The third final horizontal osteotomy involving 70% of the tibial width starts from the posterior aspect of the tibia. The osteotomy is performed in posteromedial–anterolateral direction, just below the three guide wires, using an oscillating saw and carefully completed with a thin sharp 2-cm large osteotome. The oblique upward direction plane of this last osteotomy is parallel and in strict contact with the three guide wires to prevent its accidental proximal migration into the joint. The osteotomy is completed without affecting the lateral cortex and preserving the anterior cortex and tibial tubercle.
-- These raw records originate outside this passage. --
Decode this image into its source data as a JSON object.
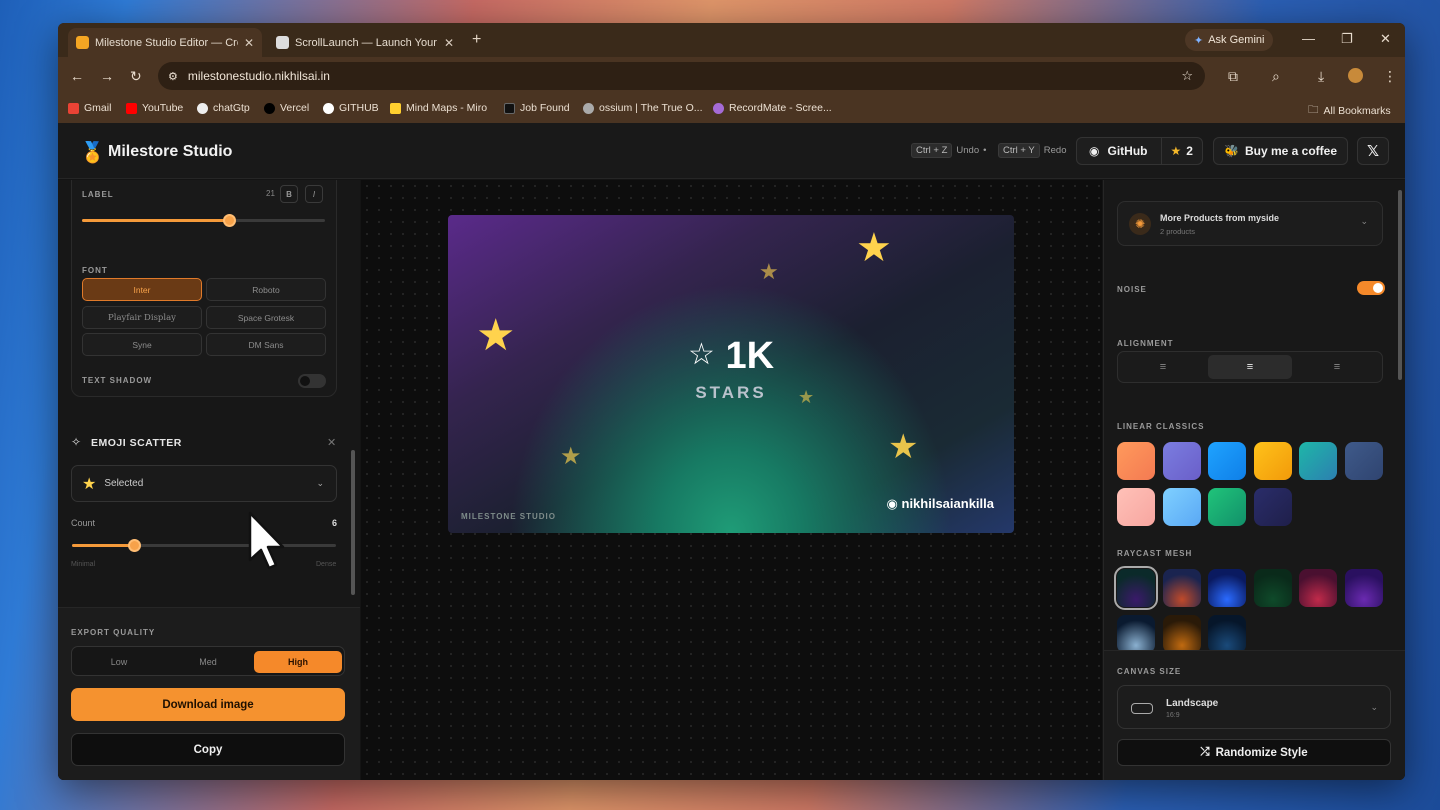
{
  "browser": {
    "tabs": [
      {
        "title": "Milestone Studio Editor — Crea"
      },
      {
        "title": "ScrollLaunch — Launch Your Pr"
      }
    ],
    "ask_gemini": "Ask Gemini",
    "url": "milestonestudio.nikhilsai.in",
    "bookmarks": [
      "Gmail",
      "YouTube",
      "chatGtp",
      "Vercel",
      "GITHUB",
      "Mind Maps - Miro",
      "Job Found",
      "ossium | The True O...",
      "RecordMate - Scree..."
    ],
    "all_bookmarks": "All Bookmarks"
  },
  "header": {
    "brand": "Milestore Studio",
    "undo_key": "Ctrl + Z",
    "undo": "Undo",
    "redo_key": "Ctrl + Y",
    "redo": "Redo",
    "github": "GitHub",
    "stars": "2",
    "coffee": "Buy me a coffee"
  },
  "left": {
    "label_title": "LABEL",
    "label_size": "21",
    "bold": "B",
    "italic": "I",
    "font_title": "FONT",
    "fonts": [
      "Inter",
      "Roboto",
      "Playfair Display",
      "Space Grotesk",
      "Syne",
      "DM Sans"
    ],
    "text_shadow": "TEXT SHADOW",
    "emoji_title": "EMOJI SCATTER",
    "emoji_selected": "Selected",
    "count_label": "Count",
    "count_value": "6",
    "min_label": "Minimal",
    "max_label": "Dense",
    "export_title": "EXPORT QUALITY",
    "quality": [
      "Low",
      "Med",
      "High"
    ],
    "download": "Download image",
    "copy": "Copy"
  },
  "preview": {
    "value": "1K",
    "unit": "STARS",
    "watermark": "MILESTONE STUDIO",
    "handle": "nikhilsaiankilla"
  },
  "right": {
    "products_title": "More Products from myside",
    "products_sub": "2 products",
    "noise": "NOISE",
    "alignment": "ALIGNMENT",
    "linear_title": "LINEAR CLASSICS",
    "linear_colors": [
      [
        "#ff9a5c",
        "#f47a52"
      ],
      [
        "#7b7de0",
        "#6a5fc9"
      ],
      [
        "#1fa3ff",
        "#0f7fe8"
      ],
      [
        "#ffc21a",
        "#f29a0a"
      ],
      [
        "#1eb7a8",
        "#2c7fb0"
      ],
      [
        "#3f5a8a",
        "#2f4470"
      ],
      [
        "#ffc1b8",
        "#f7a6a0"
      ],
      [
        "#7fd0ff",
        "#5aa8f5"
      ],
      [
        "#20c47a",
        "#12906a"
      ],
      [
        "#2a2d6a",
        "#1f1f4a"
      ]
    ],
    "raycast_title": "RAYCAST MESH",
    "raycast_colors": [
      [
        "#0b2a2a",
        "#3a1a6a"
      ],
      [
        "#1a2450",
        "#c04a2a"
      ],
      [
        "#0a1a60",
        "#2a6aff"
      ],
      [
        "#0a2a1a",
        "#0f4a2a"
      ],
      [
        "#4a1030",
        "#c02a4a"
      ],
      [
        "#2a1060",
        "#6a2ab0"
      ],
      [
        "#0a1a30",
        "#8ab0d0"
      ],
      [
        "#2a1a08",
        "#c06a10"
      ],
      [
        "#06162a",
        "#1a4a7a"
      ]
    ],
    "canvas_size_title": "CANVAS SIZE",
    "canvas_name": "Landscape",
    "canvas_ratio": "16:9",
    "randomize": "Randomize Style"
  }
}
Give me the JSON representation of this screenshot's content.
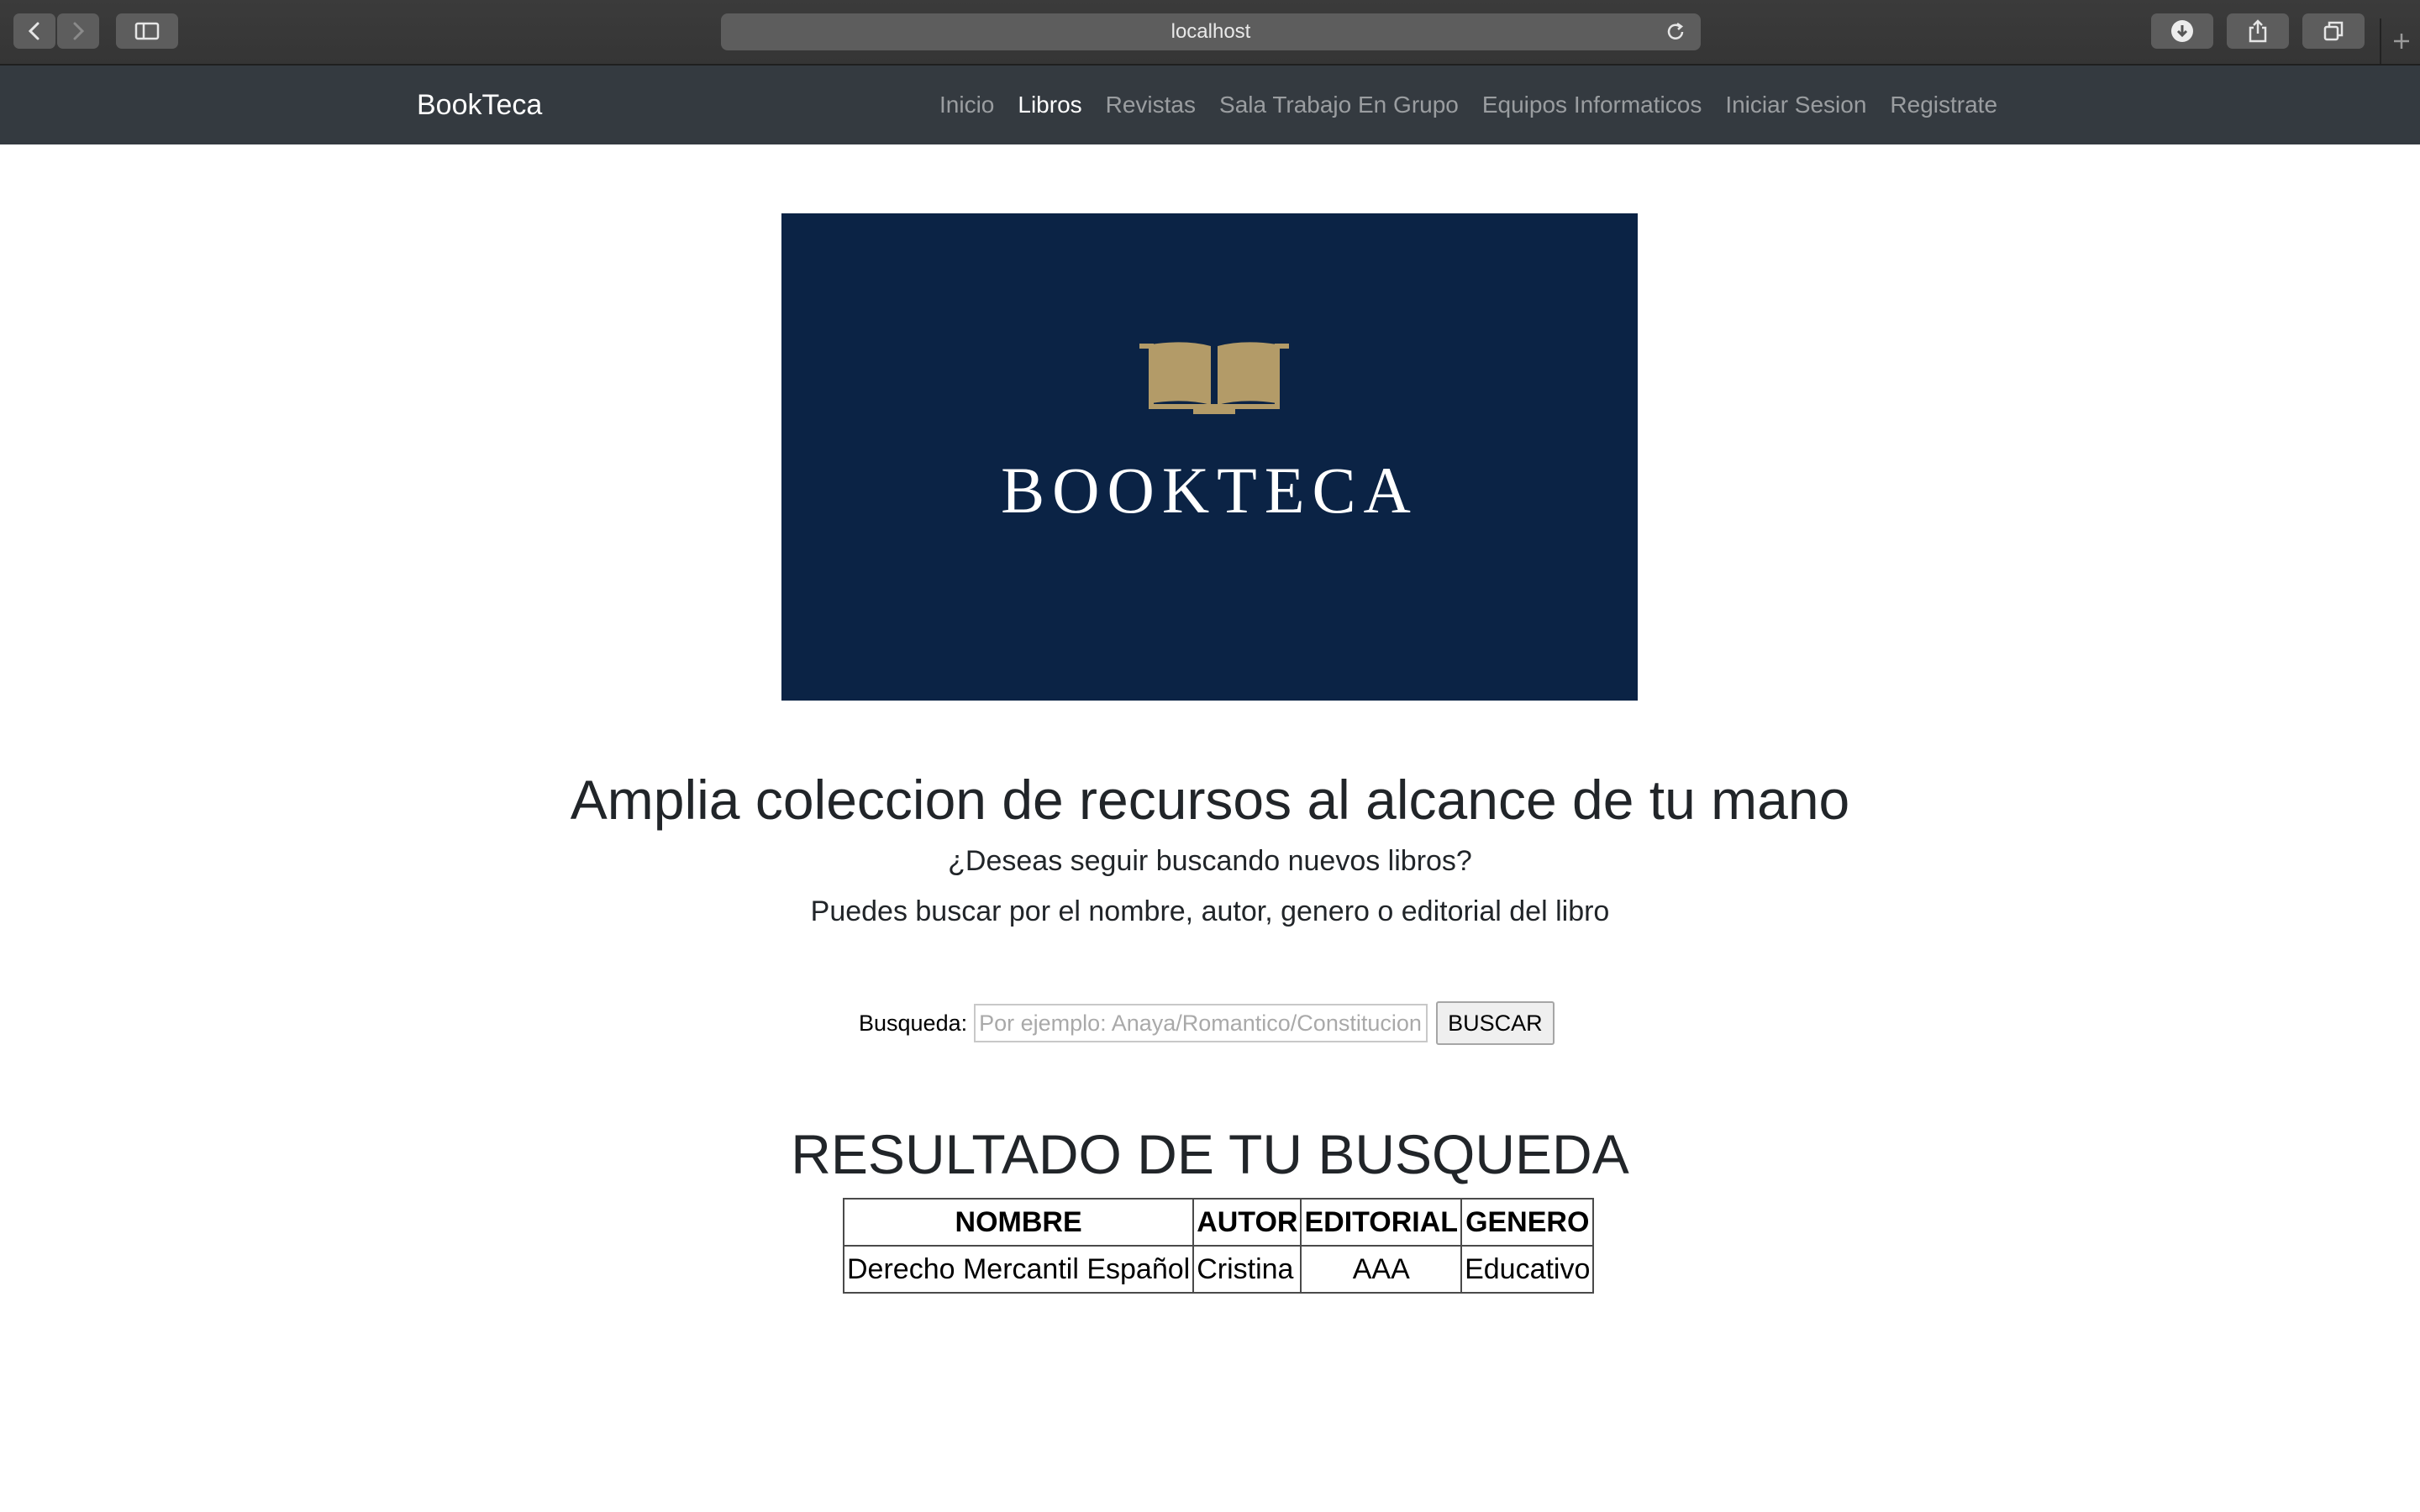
{
  "browser": {
    "url": "localhost"
  },
  "navbar": {
    "brand": "BookTeca",
    "links": [
      "Inicio",
      "Libros",
      "Revistas",
      "Sala Trabajo En Grupo",
      "Equipos Informaticos",
      "Iniciar Sesion",
      "Registrate"
    ],
    "active": "Libros"
  },
  "banner": {
    "logo_text": "BOOKTECA",
    "background_color": "#0b2345",
    "icon_color": "#b39b68"
  },
  "hero": {
    "title": "Amplia coleccion de recursos al alcance de tu mano",
    "question": "¿Deseas seguir buscando nuevos libros?",
    "hint": "Puedes buscar por el nombre, autor, genero o editorial del libro"
  },
  "search": {
    "label": "Busqueda:",
    "placeholder": "Por ejemplo: Anaya/Romantico/Constitucion",
    "value": "",
    "button_label": "BUSCAR"
  },
  "results": {
    "title": "RESULTADO DE TU BUSQUEDA",
    "columns": [
      "NOMBRE",
      "AUTOR",
      "EDITORIAL",
      "GENERO"
    ],
    "rows": [
      [
        "Derecho Mercantil Español",
        "Cristina",
        "AAA",
        "Educativo"
      ]
    ]
  }
}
The complete osteotomy should appear Z-shaped in a sagittal plane, making certain that all the cancellous metaphysis and, especially, only the posterior cortex is completely interrupted, preserving a lateral hinge of about 1 cm of intact bone (Fig. 6).

Fig. 6

On the left, a graphical representation of the three guide wires (yellow dots), the first coronal osteotomy (vertical white line), the second oblique osteotomy (red line), and the third horizontal main osteotomy, on a lateral X-ray view of a right knee. In the middle, intraoperative findings of the third horizontal osteotomy performed with an oscillating saw. On the right, the intraoperative findings of complete Z-shaped MOWHTO, in a right tibia, from medial view

Then, a distractor is inserted into the major oblique osteotomy site to gradually open the gap until adequate correction is achieved. The correct alignment restoration is verified under fluoroscopy, through a guide rod, placed from the center of the femoral head to the center of the talus. On the image intensifier centered on the knee, the guide rod should lie just lateral to lateral tibial spine, leaving 62.5% of the tibial plate width medially (Fig. 7). Alignment correction is possible by opening or closing the gap according to the preoperative planning and under direct fluoroscopic control. The fixation of the osteotomy is achieved using the Tibia Opening Wedge Osteotomy Plate (Arthrex Inc., Naples, FL, USA), also known as the “Puddu plate.” The plate is positioned on the medial cortex of the tibia as posteriorly as possible and fixed proximally with two cancellous screws and distally with two cortical screws (Fig. 8). The osteotomy gap is not filled with bone graft or bone substitute; only a local bridge of free autologous cancellous bone, between the proximal and the distal side of the osteotomy, is developed using a standard curette in the wider medial portion of the gap to promote healing (Fig. 8). Final fluoroscopic assessment ensures adequate positioning of the hardware. After the implant of the Puddu plate the pes anserinus is reinserted, suction drain is placed, and the wound is closed in layered fashion.

Fig. 7

On the left, intraoperative findings of the distractor positioned and gradually opened into the major horizontal osteotomy site, on a right tibia from medial view. In the middle, the intraoperative alignment fluoroscopic control, verified through the rod guide of a right knee. On the right, the intraoperative finding of the varus correction of the right lower limb, through the distractor and verified through the rod guide

Fig. 8

Intraoperative finding of the Puddu plate positioned and fixed on the posteomedial aspect of the main horizontal osteotomy site, from medial view. The cancellous bone bract detached from both the proximal and distal sides of the site of osteotomy to create a bridge of bone contact that favors healing of the fracture can be seen in the circle

Postoperative aftercare

Antithrombotic prophylaxis (low-molecular-weight heparin) was administered for 40 days in all patients, starting from the first postoperative day. Drains were removed on the second postoperative day, after which walking with two crutches without weight-bearing was allowed. The rehabilitation program included a long-leg hinged brace for 4 weeks. Limited continuous passive motion (CPM; 0–40°) was begun on the first postoperative day, and 90° knee flexion was achieved on the third postoperative day, with the assistance of a physiotherapist. Partial weight-bearing began 40 days after surgery, and full weight-bearing after 60 days.

Clinical assessment

Patients were evaluated preoperatively then at last follow-up by the same surgeon who performed the procedure.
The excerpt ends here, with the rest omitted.